Indian board nixes Bayer's bid to stop generic Nexavar

Bayer lost its bid to stop generic Nexavar in its tracks. An Indian patent board denied the drugmaker's petition to stay a compulsory license granted to generics maker Natco Pharma. That means Natco's much-cheaper version of the cancer treatment can stay on the market, at least for now.

The Nexavar fight is playing out as other multinational drugmakers suffer their own intellectual property setbacks in India. Last week, an Indian court backed domestic drugmaker Cipla and its copycat version of Roche's ($RHHBY) Tarceva, saying the Cipla drug was distinct enough to steer clear of Roche's patent. Meanwhile, Novartis ($NVS) is still waiting for the nation's top court to rule on a patent for its cancer drug Glivec. The IP fights threaten to undermine Big Pharma's confidence in India's promise as a growth market.

The German drugmaker had asked the Intellectual Property Appellate Board to hold off Natco's version of Nexavar, as part of its request that IPAB reconsider that compulsory license. The IPAB's overall decision on the compulsory license is expected in a few weeks, Reuters reports.

Bayer claims that the government's intervention on Nexavar was unnecessary. It cited its own discounts for needy patients, but leaned most heavily on another company's cut-rate Nexavar version. India's own Cipla slashed its price on Soranib to undercut even Natco's discounted copy, Bayer pointed out. Natco's price for copycat Nexavar is about $160 per month, while Cipla is now selling its version for $130.
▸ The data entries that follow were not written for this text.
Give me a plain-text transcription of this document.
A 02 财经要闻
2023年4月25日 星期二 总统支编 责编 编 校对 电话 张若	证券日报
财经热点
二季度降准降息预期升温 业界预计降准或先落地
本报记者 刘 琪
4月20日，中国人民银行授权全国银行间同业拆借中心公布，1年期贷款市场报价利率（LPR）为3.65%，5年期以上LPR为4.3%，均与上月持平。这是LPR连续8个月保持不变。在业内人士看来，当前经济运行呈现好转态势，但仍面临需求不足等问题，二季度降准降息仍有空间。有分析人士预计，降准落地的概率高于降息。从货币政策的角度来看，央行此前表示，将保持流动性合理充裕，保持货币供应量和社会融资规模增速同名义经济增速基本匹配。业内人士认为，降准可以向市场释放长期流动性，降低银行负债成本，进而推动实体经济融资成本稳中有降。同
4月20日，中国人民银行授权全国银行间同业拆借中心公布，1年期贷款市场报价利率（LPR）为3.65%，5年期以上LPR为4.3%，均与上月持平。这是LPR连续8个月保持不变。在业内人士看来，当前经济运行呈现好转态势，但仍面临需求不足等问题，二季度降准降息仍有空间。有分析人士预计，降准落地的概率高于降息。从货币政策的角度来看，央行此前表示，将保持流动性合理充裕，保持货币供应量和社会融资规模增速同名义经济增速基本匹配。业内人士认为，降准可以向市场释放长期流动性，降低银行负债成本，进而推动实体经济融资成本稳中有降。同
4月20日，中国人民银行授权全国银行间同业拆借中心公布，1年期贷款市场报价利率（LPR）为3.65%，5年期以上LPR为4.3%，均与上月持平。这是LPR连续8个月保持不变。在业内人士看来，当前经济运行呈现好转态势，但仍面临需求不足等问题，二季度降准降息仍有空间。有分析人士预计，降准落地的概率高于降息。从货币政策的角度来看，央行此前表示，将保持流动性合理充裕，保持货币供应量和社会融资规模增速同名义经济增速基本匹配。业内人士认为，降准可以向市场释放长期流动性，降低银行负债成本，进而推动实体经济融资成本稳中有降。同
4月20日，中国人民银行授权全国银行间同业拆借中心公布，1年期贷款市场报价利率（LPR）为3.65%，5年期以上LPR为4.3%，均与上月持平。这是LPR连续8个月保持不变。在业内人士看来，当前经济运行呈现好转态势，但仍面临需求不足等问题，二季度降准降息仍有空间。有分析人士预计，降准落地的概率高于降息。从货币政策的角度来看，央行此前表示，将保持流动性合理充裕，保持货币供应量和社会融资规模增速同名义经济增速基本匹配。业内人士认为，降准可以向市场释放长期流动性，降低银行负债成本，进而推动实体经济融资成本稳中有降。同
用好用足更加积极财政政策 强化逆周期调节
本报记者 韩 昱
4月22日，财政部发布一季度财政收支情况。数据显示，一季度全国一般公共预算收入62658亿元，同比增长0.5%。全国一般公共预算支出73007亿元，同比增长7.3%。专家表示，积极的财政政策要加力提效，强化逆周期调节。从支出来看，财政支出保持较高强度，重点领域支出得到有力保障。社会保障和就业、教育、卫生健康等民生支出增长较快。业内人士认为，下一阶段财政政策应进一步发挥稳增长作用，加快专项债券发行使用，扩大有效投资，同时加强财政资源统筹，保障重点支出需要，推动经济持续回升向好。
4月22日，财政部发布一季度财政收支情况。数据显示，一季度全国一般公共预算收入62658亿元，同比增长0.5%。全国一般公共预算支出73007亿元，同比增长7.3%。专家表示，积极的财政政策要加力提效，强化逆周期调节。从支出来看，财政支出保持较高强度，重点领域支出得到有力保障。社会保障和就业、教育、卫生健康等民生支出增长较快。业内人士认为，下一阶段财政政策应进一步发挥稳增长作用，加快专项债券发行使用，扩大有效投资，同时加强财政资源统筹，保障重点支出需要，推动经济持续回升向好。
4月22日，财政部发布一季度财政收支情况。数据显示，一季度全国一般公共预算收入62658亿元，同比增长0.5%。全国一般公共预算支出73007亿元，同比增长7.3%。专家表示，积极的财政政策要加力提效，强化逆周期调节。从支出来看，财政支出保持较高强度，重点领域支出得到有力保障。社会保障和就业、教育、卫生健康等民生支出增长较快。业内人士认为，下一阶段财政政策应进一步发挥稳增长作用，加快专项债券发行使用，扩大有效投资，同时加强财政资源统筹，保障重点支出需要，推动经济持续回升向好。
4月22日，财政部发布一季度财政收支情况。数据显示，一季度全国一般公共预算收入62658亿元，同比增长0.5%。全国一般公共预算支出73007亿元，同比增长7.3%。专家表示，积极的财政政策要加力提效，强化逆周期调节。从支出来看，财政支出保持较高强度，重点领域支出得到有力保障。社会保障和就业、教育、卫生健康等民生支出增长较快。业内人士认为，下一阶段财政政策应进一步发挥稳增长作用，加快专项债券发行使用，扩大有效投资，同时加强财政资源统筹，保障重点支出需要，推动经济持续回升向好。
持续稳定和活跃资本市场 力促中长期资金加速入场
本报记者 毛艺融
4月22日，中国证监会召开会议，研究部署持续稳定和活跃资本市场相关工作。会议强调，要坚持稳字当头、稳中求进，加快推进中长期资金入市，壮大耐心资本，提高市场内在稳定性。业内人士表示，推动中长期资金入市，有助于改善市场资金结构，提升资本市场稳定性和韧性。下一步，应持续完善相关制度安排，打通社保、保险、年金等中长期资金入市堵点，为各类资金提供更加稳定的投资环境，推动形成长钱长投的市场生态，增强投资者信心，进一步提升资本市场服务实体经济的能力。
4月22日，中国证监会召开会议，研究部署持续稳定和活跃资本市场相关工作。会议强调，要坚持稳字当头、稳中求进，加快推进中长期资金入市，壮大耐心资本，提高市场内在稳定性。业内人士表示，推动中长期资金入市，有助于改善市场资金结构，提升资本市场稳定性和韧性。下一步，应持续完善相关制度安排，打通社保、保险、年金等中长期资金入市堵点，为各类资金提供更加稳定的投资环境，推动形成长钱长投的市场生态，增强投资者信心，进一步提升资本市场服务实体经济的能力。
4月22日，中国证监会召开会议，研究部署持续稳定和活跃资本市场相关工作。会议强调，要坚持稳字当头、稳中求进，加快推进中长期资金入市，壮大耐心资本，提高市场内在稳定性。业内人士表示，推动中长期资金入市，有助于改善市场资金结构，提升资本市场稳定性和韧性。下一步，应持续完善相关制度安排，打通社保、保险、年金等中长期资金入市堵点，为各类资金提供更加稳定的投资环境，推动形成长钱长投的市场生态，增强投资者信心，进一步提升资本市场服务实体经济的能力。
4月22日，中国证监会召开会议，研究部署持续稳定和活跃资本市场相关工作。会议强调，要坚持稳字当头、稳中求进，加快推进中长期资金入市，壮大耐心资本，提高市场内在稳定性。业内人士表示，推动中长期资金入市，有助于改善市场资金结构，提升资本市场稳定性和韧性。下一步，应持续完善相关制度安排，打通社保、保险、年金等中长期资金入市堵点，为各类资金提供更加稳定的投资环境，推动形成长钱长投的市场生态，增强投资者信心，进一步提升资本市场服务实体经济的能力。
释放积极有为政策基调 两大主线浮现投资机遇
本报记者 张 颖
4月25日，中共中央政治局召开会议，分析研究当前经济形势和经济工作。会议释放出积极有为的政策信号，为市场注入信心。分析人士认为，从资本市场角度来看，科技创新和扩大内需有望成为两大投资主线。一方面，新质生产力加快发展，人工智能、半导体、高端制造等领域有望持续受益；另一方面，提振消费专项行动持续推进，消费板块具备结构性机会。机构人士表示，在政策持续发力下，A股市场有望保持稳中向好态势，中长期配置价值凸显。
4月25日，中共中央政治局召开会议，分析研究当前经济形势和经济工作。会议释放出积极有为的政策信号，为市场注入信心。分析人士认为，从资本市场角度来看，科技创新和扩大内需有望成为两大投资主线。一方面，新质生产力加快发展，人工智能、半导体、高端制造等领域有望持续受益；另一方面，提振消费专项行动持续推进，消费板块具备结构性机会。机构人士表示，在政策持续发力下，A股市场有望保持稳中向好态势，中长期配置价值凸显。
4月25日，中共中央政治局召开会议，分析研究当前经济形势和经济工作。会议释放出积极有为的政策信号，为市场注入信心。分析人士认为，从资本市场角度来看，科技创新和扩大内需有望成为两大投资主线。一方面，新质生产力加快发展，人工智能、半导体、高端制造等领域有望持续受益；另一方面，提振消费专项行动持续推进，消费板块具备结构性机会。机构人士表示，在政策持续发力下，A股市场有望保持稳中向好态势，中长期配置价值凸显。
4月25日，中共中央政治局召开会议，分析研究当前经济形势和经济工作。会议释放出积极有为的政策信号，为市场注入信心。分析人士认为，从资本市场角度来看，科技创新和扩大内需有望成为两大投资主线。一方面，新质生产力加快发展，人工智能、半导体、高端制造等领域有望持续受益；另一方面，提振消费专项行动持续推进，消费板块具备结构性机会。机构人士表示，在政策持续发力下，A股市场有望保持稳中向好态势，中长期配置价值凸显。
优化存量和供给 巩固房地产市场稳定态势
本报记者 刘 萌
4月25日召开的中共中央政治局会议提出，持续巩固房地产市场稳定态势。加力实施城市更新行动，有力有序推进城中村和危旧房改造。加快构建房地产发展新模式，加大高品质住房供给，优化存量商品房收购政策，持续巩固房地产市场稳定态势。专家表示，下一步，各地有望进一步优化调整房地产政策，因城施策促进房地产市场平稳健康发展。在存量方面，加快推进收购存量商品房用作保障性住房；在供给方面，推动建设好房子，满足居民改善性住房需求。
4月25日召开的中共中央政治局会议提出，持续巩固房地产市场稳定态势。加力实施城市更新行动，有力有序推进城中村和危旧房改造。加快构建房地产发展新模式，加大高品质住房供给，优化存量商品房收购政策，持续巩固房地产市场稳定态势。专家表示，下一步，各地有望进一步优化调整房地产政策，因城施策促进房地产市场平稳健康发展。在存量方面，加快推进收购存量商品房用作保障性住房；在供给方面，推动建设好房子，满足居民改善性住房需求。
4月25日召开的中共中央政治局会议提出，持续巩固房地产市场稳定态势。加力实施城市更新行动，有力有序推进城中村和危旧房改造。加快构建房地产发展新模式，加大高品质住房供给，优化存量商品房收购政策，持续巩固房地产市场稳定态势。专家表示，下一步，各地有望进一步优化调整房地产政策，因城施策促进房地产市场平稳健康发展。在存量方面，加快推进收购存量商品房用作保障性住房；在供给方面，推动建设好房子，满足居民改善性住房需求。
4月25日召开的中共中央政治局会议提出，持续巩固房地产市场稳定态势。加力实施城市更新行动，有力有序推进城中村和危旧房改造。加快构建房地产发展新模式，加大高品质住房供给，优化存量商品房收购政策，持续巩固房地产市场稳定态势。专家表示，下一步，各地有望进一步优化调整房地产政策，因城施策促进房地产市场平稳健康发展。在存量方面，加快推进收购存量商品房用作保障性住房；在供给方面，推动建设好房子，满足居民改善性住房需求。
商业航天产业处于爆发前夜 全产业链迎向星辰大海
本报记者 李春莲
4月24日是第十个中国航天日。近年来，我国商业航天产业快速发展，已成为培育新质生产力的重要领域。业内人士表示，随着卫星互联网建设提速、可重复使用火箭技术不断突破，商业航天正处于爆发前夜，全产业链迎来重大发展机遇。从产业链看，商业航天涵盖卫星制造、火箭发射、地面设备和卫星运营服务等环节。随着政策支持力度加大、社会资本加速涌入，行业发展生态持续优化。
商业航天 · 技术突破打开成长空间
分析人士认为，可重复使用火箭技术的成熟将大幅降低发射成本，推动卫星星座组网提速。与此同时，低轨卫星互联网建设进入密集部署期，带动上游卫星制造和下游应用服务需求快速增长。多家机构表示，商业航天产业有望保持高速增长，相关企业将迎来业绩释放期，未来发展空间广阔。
But the IPAB didn't buy that argument. Bayer can't rely on another company's price cuts to justify its own sales, the board said. "The appellant cannot ride piggy-back on, or take shelter under, the sale by Cipla," the board said. "It is the duty of the patentee that its own supply be made available at [a] reasonable price to the requirement of the public."

Bayer's next stop would be India's Supreme Court. It's unclear whether the company will seek redress there. "We are disappointed with the decision of the Intellectual Property Appellate Board to reject the stay petition on the compulsory license granted to Natco for Nexavar," a Bayer spokesman told Reuters, adding that the company intends to rigorously defend its IP rights.